You and I know of the man
who came across the seas
to peel off the wrapping of wrong
that our ancestors, for protection,
attired themselves in.

(from “The Missionary”)

(“The Missionary” is also one of a number in the collection with epigraphs from Lobsang Rampa, who I’d never heard of until today but who sounds WILD.)

that said, note that Mary told him that poetry was “no longer for him” in 1992 but he published this collection in 1998, which feels to me like obeying the letter of divine will but not exactly the spirit.

anyway, there’s also a poem that appears to be about marital infidelity (“Spear of betrayal / Glitter of menace / Shone anew, igniting ice, / Quenching the warmth of her face — // Piercing the heart, / Splintering the wall.”), and a poem titled “Civilization Came Home”, which, on the one hand, is critical of the sexual ethics of Peace Corps volunteers, but critical of the sexual ethics of Peace Corps volunteers by way of holding up “traditional” heterosexual marriage with dowry and bride-price negotiations as a superior alternative.

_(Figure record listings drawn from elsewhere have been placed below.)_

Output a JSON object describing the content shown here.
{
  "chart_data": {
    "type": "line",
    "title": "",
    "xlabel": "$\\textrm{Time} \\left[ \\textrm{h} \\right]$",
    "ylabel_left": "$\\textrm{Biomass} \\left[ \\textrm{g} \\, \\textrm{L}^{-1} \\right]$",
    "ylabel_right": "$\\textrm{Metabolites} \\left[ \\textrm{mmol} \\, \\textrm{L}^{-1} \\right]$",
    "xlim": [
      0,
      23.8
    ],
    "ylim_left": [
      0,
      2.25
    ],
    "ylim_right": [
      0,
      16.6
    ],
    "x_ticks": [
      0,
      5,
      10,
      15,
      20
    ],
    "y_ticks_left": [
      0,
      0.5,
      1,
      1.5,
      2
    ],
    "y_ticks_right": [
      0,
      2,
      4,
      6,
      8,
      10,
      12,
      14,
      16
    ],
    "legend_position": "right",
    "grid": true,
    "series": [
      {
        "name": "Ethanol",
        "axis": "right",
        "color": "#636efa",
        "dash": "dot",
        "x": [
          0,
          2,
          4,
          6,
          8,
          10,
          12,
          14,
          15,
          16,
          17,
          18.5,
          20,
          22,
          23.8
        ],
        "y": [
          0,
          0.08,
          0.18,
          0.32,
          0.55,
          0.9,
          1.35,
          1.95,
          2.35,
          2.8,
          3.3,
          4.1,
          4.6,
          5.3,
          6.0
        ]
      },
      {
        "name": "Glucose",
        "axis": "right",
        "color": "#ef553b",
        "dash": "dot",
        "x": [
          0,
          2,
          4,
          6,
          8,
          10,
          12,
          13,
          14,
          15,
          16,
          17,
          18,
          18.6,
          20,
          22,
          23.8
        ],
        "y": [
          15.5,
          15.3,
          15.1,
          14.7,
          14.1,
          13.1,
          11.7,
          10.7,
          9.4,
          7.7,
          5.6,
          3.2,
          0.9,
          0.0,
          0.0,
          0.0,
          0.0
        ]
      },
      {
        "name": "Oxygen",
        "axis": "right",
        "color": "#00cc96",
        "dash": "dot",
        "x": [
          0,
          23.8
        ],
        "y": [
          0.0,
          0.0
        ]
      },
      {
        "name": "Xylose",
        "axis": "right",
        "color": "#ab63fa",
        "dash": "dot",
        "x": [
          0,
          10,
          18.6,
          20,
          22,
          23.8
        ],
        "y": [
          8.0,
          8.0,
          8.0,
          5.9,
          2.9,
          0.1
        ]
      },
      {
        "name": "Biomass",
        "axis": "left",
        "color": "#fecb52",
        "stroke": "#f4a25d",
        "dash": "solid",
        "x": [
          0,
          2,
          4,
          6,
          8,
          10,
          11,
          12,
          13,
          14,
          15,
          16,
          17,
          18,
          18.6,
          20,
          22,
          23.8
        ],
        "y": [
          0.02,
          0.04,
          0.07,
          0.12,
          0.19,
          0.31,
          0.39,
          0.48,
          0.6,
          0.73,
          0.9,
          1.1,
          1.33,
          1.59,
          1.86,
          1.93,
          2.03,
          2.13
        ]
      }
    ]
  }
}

the highlights — aside from “Be the Beast, O Bitch”, which I suspect isn’t actually meant to be a litany against self-censorship and more just misogynistic — were probably “Beware the Vulture”, which I take to be about planes/air traffic (“Your [i.e., the eagle’s] air is no longer free / but full of crossing flights / by the defiant poaching vulture”), and the more personal poems, particularly the laments, and some of the nature poems, although the one I liked best, “Watching Raindrops” is marred by a Lobsang Rampa epigraph:

Watching Raindrops

I say quite definitely that every person must stand alone.
— Lobsang Rampa

On a rainy day when the clouds are thick,
charged with lightning, I love
to sit by the roots of the banyan tree,
hear the echoing rumble of thunder, feel the sparks
tickling my toes, my hair a shadow
of the peacock weather-vane, my mind chiselled
like a quarter moon, floating aimlessly
between raindrops, watching them, slow motion,
feeling the tear in every drop,
as they fight to hold together,
smiling in downward flight.

On a rainy day when the oblique sun
wages war on the squall overhead, sun
and squall each claiming parcels of the air,
I sit under my umbrella listening
to the pattering of rats’ feet in the field of my mind.
I watch them, torpid, clawing at each other
like life and death.

On a day such as this, the weatherman announces gladly
the sparkle trapped in raindrops.

anyway. weird vibes overall from this one.

oh, also, I almost forgot to say — the actual highlight of the collection was definitely Frederick Butafa’s illustrations, which are gorgeous, and helpfully glossed for a non-Solomon Islander audience.